US game spending falls 23 per cent in May

US video gamers spent less on games, hardware and accessories in May compared with a year ago, a sign that this year's release schedule couldn't compete with Take Two Interactive's "Grand Theft Auto IV" last spring.

The NPD Group said on Thursday that spending fell 23 per cent from last May to $863 million. It was the first monthly tally below $1 billion since August 2007 and the third month in a row of year-over-year declines.

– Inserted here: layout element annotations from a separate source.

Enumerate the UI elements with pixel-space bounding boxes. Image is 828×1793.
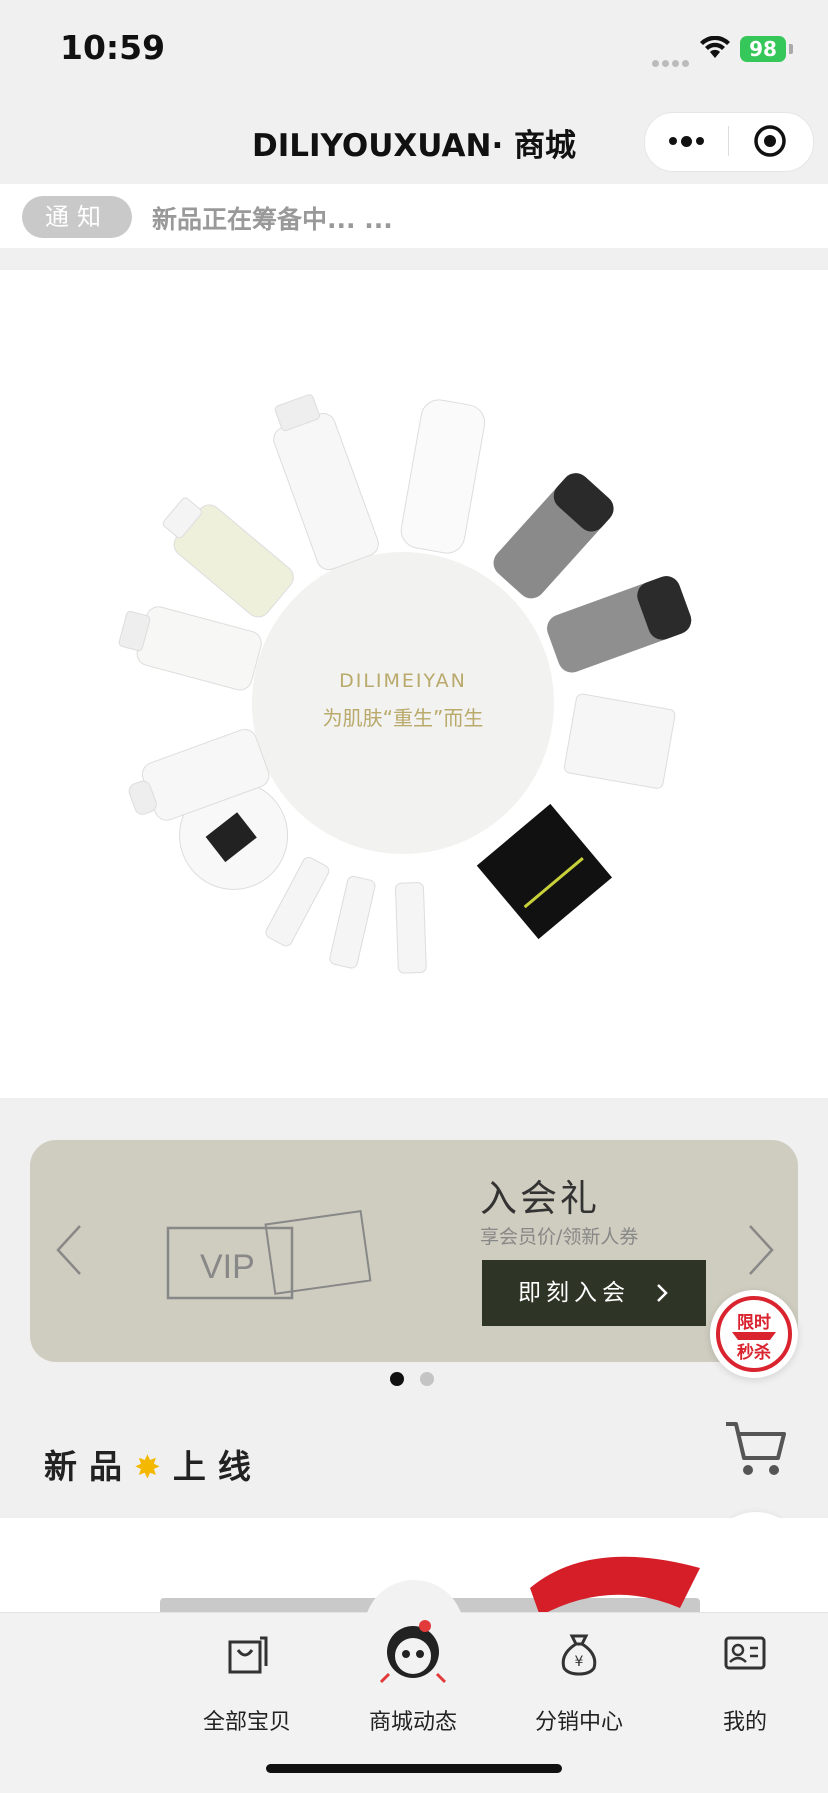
money-bag-icon: ¥ <box>561 1634 597 1676</box>
join-member-button[interactable]: 即刻入会 <box>482 1260 706 1326</box>
tab-distribution-center[interactable]: ¥ 分销中心 <box>504 1624 654 1735</box>
tab-label: 我的 <box>722 1710 767 1735</box>
svg-text:秒杀: 秒杀 <box>737 1342 771 1363</box>
flash-sale-icon: 限时 秒杀 <box>716 1296 792 1372</box>
carousel-dot-active[interactable] <box>390 1372 404 1386</box>
chevron-right-icon <box>657 1284 668 1302</box>
carousel-indicator <box>390 1372 434 1386</box>
carousel-dot[interactable] <box>420 1372 434 1386</box>
section-title-part2: 上线 <box>172 1447 263 1486</box>
product-bottles-illustration <box>118 394 692 974</box>
more-dots-icon[interactable] <box>644 112 728 170</box>
vip-ticket-icon: VIP <box>166 1209 372 1300</box>
new-products-title: 新品✸上线 <box>44 1440 263 1488</box>
status-time: 10:59 <box>60 28 166 67</box>
section-title-part1: 新品 <box>44 1447 134 1486</box>
tab-label: 商城动态 <box>368 1710 457 1735</box>
sparkle-star-icon: ✸ <box>134 1448 173 1486</box>
tab-mall-news[interactable]: 商城动态 <box>338 1606 488 1735</box>
flash-sale-button[interactable]: 限时 秒杀 <box>710 1290 798 1378</box>
cart-icon[interactable] <box>720 1412 790 1482</box>
tab-mine[interactable]: 我的 <box>670 1624 820 1735</box>
carousel-next-icon[interactable] <box>740 1220 780 1280</box>
notice-text[interactable]: 新品正在筹备中... ... <box>152 200 393 236</box>
mascot-icon <box>379 1620 447 1684</box>
tab-all-items[interactable]: 全部宝贝 <box>172 1624 322 1735</box>
tab-label: 分销中心 <box>534 1710 623 1735</box>
bag-icon <box>228 1636 268 1674</box>
record-target-icon[interactable] <box>728 112 812 170</box>
vip-title: 入会礼 <box>480 1177 600 1220</box>
notice-badge: 通知 <box>22 196 132 238</box>
red-brush-graphic <box>530 1556 700 1616</box>
join-member-label: 即刻入会 <box>518 1280 630 1306</box>
svg-text:VIP: VIP <box>200 1248 255 1286</box>
carousel-prev-icon[interactable] <box>50 1220 90 1280</box>
svg-text:¥: ¥ <box>575 1654 584 1670</box>
home-indicator[interactable] <box>266 1764 562 1773</box>
vip-subtitle: 享会员价/领新人券 <box>480 1226 639 1248</box>
wifi-icon <box>700 35 730 64</box>
member-promo-card[interactable]: VIP <box>30 1140 798 1362</box>
cellular-signal-icon <box>652 52 692 71</box>
battery-indicator: 98 <box>740 36 786 62</box>
tab-label: 全部宝贝 <box>202 1710 291 1735</box>
svg-text:限时: 限时 <box>737 1313 771 1333</box>
product-banner[interactable]: DILIMEIYAN 为肌肤“重生”而生 <box>0 270 828 1098</box>
profile-card-icon <box>724 1636 766 1670</box>
battery-cap <box>789 44 793 54</box>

The best-selling title this May was THQ's "UFC 2009 Undisputed," which sold 679,600 units on Microsoft's Xbox 360, and 334,400 on Sony Corp.'s PlayStation 3, for a total of just over 1 million.

In comparison, "GTA IV" sold 1.3 million units last May on both platforms.

Nintendo's "Wii Fit" sold 352,800 units this May for the No. 2 spot, down from 687,700 a year ago.

Games for the Wii took five of the month's top 10 titles. All 10 sold a combined 2.6 million units, compared with 3.7 million a year ago, NPD said.

"The video games industry continues to struggle with difficult comparisons to last year," said NPD analyst Anita Frazier in a statement.

Frazier said every sales category declined from a year ago except for portable hardware, bolstered by new versions of the Nintendo DS, including the DSi and the Lite.

Hardware sales plunged 30 per cent to $303 million while software sales were down 17 per cent to $449 million. Accessories sales fell 25 per cent $112 million.

During the month, Nintendo sold 633,500 DS portable consoles and 289,500 Wii systems, while Sony sold 131,000 PlayStation 3 systems, 117,000 PlayStation 2 consoles and 100,400 PSP portable devices. Microsoft sold 175,000 Xbox 360 units.

But Cowen & Co. games analyst Doug Creutz said the unusual strength of last year's "GTA IV" and "Wii Fit" skewed what is usually an anemic time of year.

"This doesn't really change my view on the underlying strength of the video game segment. Good games can still sell a lot of units," he said. "I think that the negative year-over-year trends are far more due to the release schedule and less due to the economy."